Tiranofilia

Al final del siglo XIX y en concreto, a parir del célebre Caso Dreyfus (1894), se fue construyendo el mito del “intelectual incorruptible”, el hombre de ideas que asume la misión de orientar y juzgar la vida social y política arrogándose un destino superior de guía moral del Estado moderno. Desde entonces para acá, una centuria ha transcurrido y solo vestigios han quedado de tal creencia. Los totalitarismos del siglo XX, la civilización tecnocrática posmoderna y la globalización han engullido a todos los profetas.

El supuesto profetismo del intelectual empezó a diluirse desde el momento en que éste extravió su independencia al poner su talento al servicio de ideologías totalitarias y caudillos mesiánicos. En todo caso, fueron gobiernos represivos comandados por un partido único, camarilla que funciona como iglesia, milicia y tribunal de inquisición, todo junto. Acerca del peligro que encarnan aquellos líderes que encandilan las masas con ofertas imposibles y sacrificios innecesarios decía Humberto Eco: “Huye de los profetas y de los que están dispuestos a morir por la verdad, porque suelen provocar también la muerte de muchos otros, a menudo antes que la propia y a veces en lugar de la propia” (“El nombre de la rosa”).

En pleno siglo XX y cuando las naciones del mundo reiteraban su fe en la libertad y la democracia resultaba anacrónico el resurgimiento de dictaduras alimentadas por ideologías extremas ya de derecha o de izquierda y a las que, paradójicamente, celebraron connotados escritores, filósofos y artistas. Heidegger y Sartre personificaron los casos más dramáticos. El primero se adhirió al nazismo, el segundo al estalinismo. La viviente memoria de la Filosofía entendida desde Sócrates como amor a la sabiduría se trocó, en ellos, en amor a la tiranía. Y América Latina no ha estado libre de esta tiranofilia. Si Neruda entonó odas en honor de Stalin, Borges, un escritor políticamente ingenuo, elogió a Franco y a Pinochet. ¿Y cuántos artistas y escritores de los nuestros peregrinaron a la China de Mao para rendirle pleitesía y tomarse una foto con el tirano? Que lo diga Guayasamín.

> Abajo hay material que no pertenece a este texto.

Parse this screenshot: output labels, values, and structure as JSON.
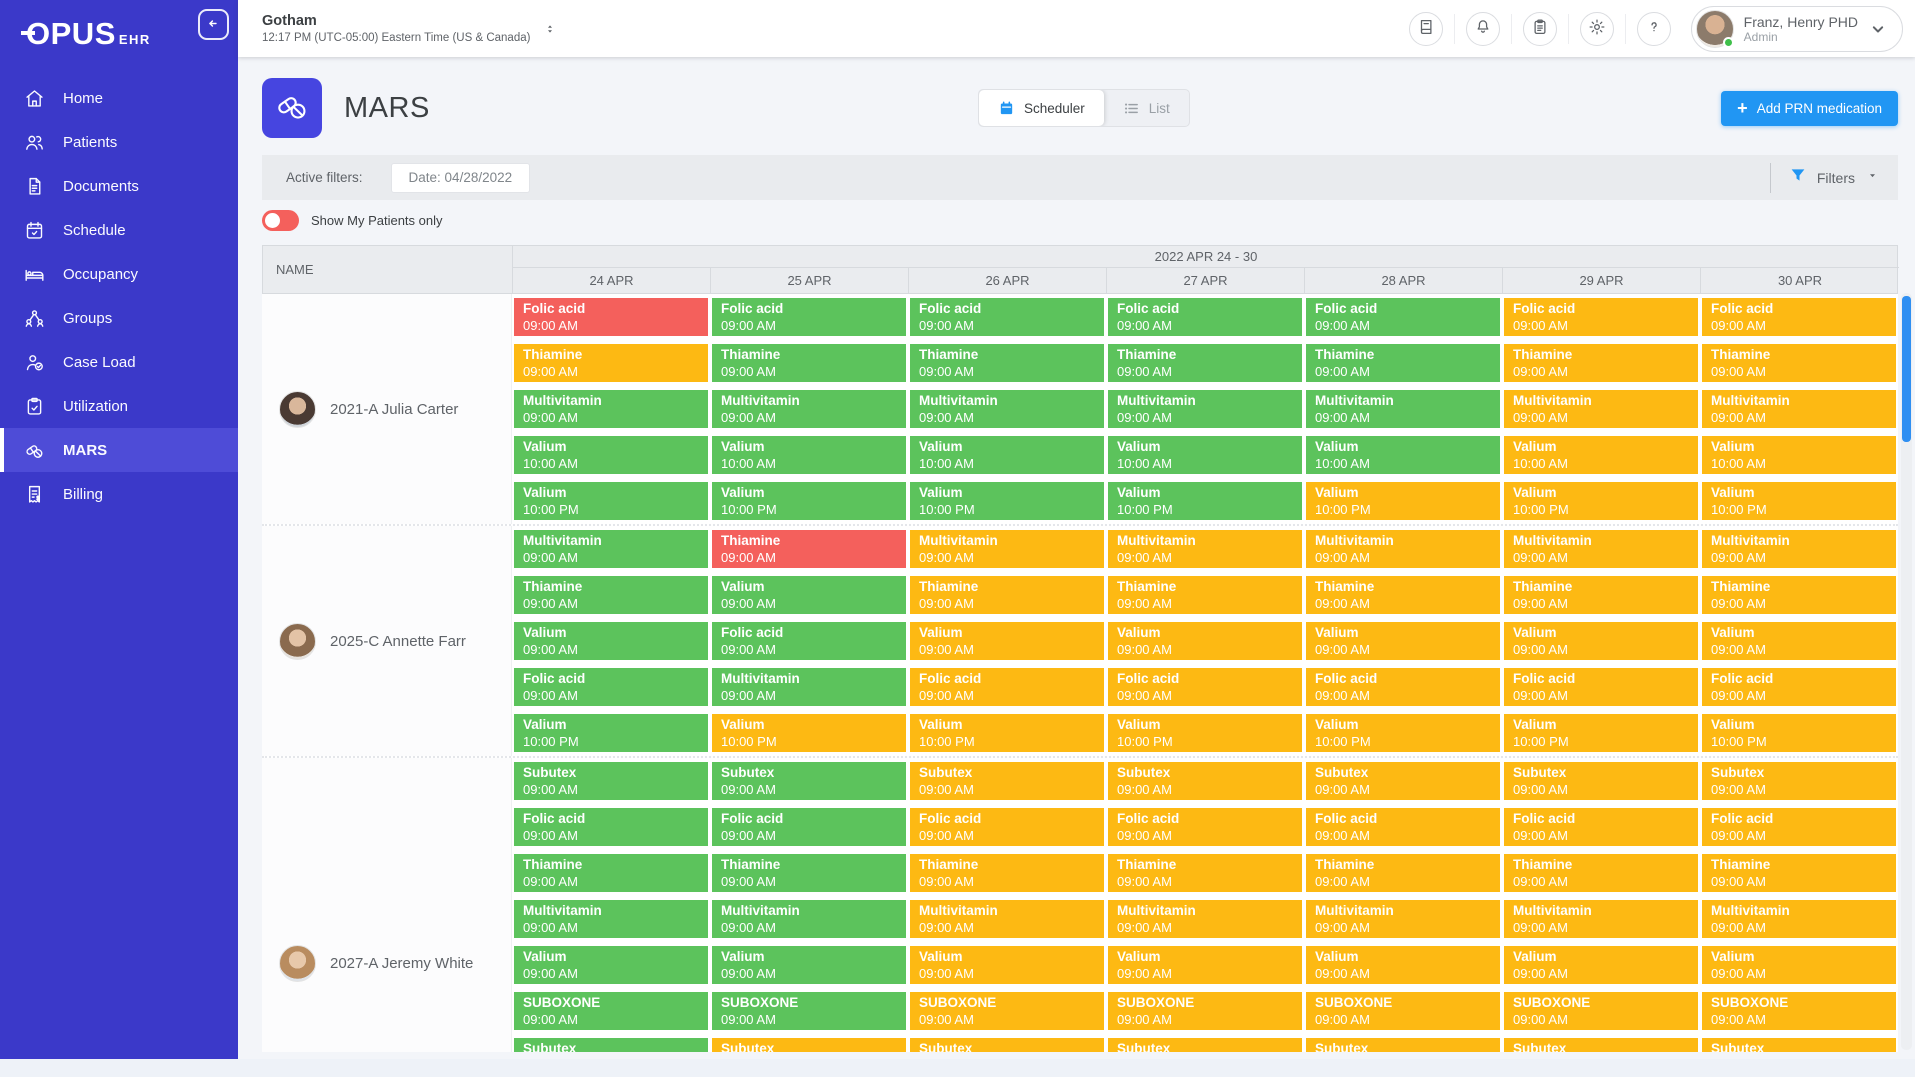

Por el contrario, Juan Montalvo invocando principios de civilización fundó entre nosotros la tradición del escritor independiente cuyo poder reside en su pluma, arma mortífera con la que derribó tiranos ignorantes y abusivos en nombre de la libertad y dignidad del pueblo. Tal su gloria.

La misión del escritor es juzgar la sociedad. Su palabra tiene un peso específico. El escritor no habla desde el pedestal del poder político, ni desde el encumbrado púlpito, ni desde el sindicato obrero. No representa a una clase ni a un partido, se representa a sí mismo. Habla en nombre de valores trascendentes: libertad, justicia, paz, tolerancia, respeto a la vida. Para que tenga valía su palabra debe ser independiente, desinteresada y valiente. Jamás caer en la vulgar desfachatez de los tiranos.